TREATMENT: There are many ways to treat ich infestations in freshwater, less in saltwater, but not all treatments are equal or can be used for all types of fish or all aquatic environments. I will only discuss the options I prefer to use in my maintenance business or in my personal aquariums. For freshwater a Malachite Green/ Formalin combination has generally been the most effective for moderate to severe infestations. “Quick Cure” is good product with this combination of medications. Malachite Green by itself as in “Nox Ich” is also effective in moderate infestations. Other treatments of note are copper sulfate and Quinine Sulfate or Hydrochloride. For scale-less or delicate fish use Malachite Green at half dose. The safest treatment for scale-less fish is Quinine Hydrochloride, but this is less effective than other treatments, although it can be combined with half strength Malachite Green for more effectiveness. For mild to moderate infestations (even some severe) I also use “Medicated Wonder Shells” as these products have Malachite Green (lower levels safe for most delicate fish), acriflavin, and small amounts of methylene blue (not enough to affect bio filtration) and copper. What is best about these “Medicated Wonder Shells” is that they also add electrolytes, calcium and maintain a proper KH, which is very important for treatment with Malachite Green as this medication is more toxic at lower pH and KH. One more treatment option is a hospital tank with a Sponge Filter and no gravel. Methylene Blue works well here, but so do ALL of the above treatments as well.

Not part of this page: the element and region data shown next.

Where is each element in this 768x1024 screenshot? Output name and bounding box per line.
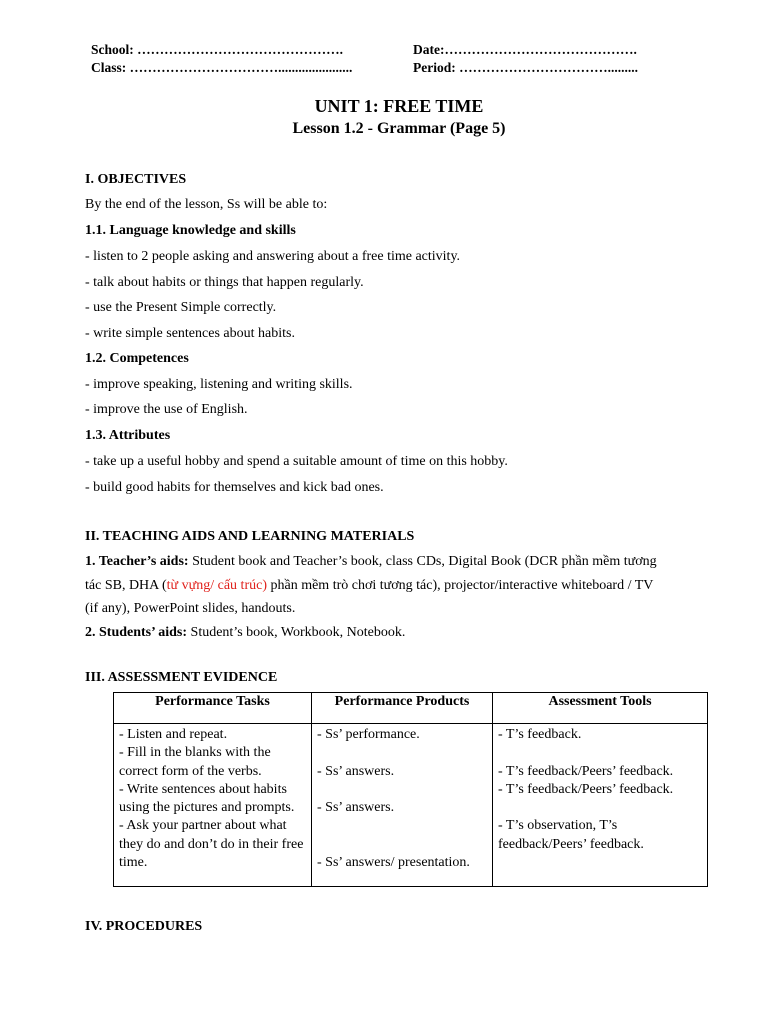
- tool-item: - T’s feedback.: [498, 727, 582, 742]
- teacher-aids-text: Student book and Teacher’s book, class CDs, Digital Book (DCR phần mềm tương: [188, 554, 657, 569]
- assessment-heading: III. ASSESSMENT EVIDENCE: [85, 670, 278, 685]
- objective-item: - use the Present Simple correctly.: [85, 300, 277, 315]
- product-item: - Ss’ answers/ presentation.: [317, 855, 470, 871]
- table-row: [114, 724, 708, 887]
- task-item: - Ask your partner about what they do and don’t do in their free time.: [119, 818, 304, 871]
- task-item: - Write sentences about habits using the pictures and prompts.: [119, 781, 295, 816]
- tool-item: - T’s feedback/Peers’ feedback.: [498, 781, 674, 797]
- teacher-aids-highlight: từ vựng/ cấu trúc): [166, 578, 267, 593]
- teacher-aids-line-2: [85, 578, 653, 594]
- language-knowledge-heading: 1.1. Language knowledge and skills: [85, 223, 296, 238]
- students-aids-text: Student’s book, Workbook, Notebook.: [187, 625, 406, 640]
- product-item: - Ss’ answers.: [317, 800, 395, 816]
- assessment-table: [113, 692, 708, 887]
- unit-title: UNIT 1: FREE TIME: [314, 96, 484, 116]
- date-field: Date:…………………………………….: [413, 42, 637, 57]
- lesson-title: Lesson 1.2 - Grammar (Page 5): [292, 120, 506, 137]
- objective-item: - write simple sentences about habits.: [85, 326, 295, 341]
- competences-heading: 1.2. Competences: [85, 351, 189, 366]
- column-header: Performance Tasks: [114, 693, 312, 724]
- products-cell: [312, 724, 493, 887]
- teacher-aids-label: 1. Teacher’s aids:: [85, 554, 189, 569]
- tool-item: - T’s observation, T’s feedback/Peers’ feedback.: [498, 818, 644, 852]
- class-field: Class: ……………………………......................: [91, 60, 353, 75]
- competence-item: - improve speaking, listening and writing skills.: [85, 377, 353, 392]
- tools-cell: [493, 724, 708, 887]
- students-aids-line: [85, 625, 405, 641]
- tasks-cell: [114, 724, 312, 887]
- attributes-heading: 1.3. Attributes: [85, 428, 171, 443]
- tool-item: - T’s feedback/Peers’ feedback.: [498, 763, 674, 779]
- teacher-aids-line-3: (if any), PowerPoint slides, handouts.: [85, 601, 296, 616]
- objective-item: - talk about habits or things that happen regularly.: [85, 275, 364, 290]
- objective-item: - listen to 2 people asking and answering about a free time activity.: [85, 249, 461, 264]
- column-header: Assessment Tools: [493, 693, 708, 724]
- attribute-item: - build good habits for themselves and kick bad ones.: [85, 480, 384, 495]
- objectives-intro: By the end of the lesson, Ss will be able to:: [85, 197, 328, 212]
- objectives-heading: I. OBJECTIVES: [85, 172, 187, 187]
- students-aids-label: 2. Students’ aids:: [85, 625, 188, 640]
- product-item: - Ss’ performance.: [317, 727, 420, 742]
- task-item: - Listen and repeat.: [119, 727, 228, 742]
- teacher-aids-text: phần mềm trò chơi tương tác), projector/interactive whiteboard / TV: [266, 578, 654, 593]
- attribute-item: - take up a useful hobby and spend a suitable amount of time on this hobby.: [85, 454, 508, 469]
- teacher-aids-line-1: [85, 554, 657, 570]
- competence-item: - improve the use of English.: [85, 402, 248, 417]
- product-item: - Ss’ answers.: [317, 763, 395, 779]
- teacher-aids-text: tác SB, DHA (: [85, 578, 167, 593]
- procedures-heading: IV. PROCEDURES: [85, 919, 203, 934]
- task-item: - Fill in the blanks with the correct form of the verbs.: [119, 745, 271, 779]
- teaching-aids-heading: II. TEACHING AIDS AND LEARNING MATERIALS: [85, 529, 415, 544]
- period-field: Period: …………………………….........: [413, 60, 638, 75]
- school-field: School: ……………………………………….: [91, 42, 344, 57]
- table-header-row: [114, 693, 708, 724]
- column-header: Performance Products: [312, 693, 493, 724]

For saltwater Cryptocaryon I do not recommend Formalin. Malachite Green is relatively safe for saltwater fish and some invertebrates such as crabs and even some anemones, but definitely NOT for cephalopods. Malachite Green is not as effective a treatment as it is in freshwater applications for ich infestations. Quinine Sulfate or Hydrochloride is also relatively safe for most fish, but not invertebrates. Metronidazole can also be used for marine ich infestations and is safe for many invertebrates (NOT ALL! So use with caution), but again is relatively ineffective for ich (Cryptocaryon) treatment. Copper sulfate is still the most effective way to treat in Cryptocaryon saltwater, but copper (especially chelated) can be hard to remove from your system once used and is deadly to invertebrates. There is a marine version of the “Medicated Wonder Shells” which only contains Malachite Green, this product is mildly to moderately effective for marine ich (Cryptocaryon). For saltwater fish, prevention is still the best cure, such as UV Sterilization. Also a quarantine tank for new fish and a hospital tank for sick fish are also beneficial. If a hospital tank is available (bare tank with a sponge filter), a treatment with Methylene Blue and or copper is advisable.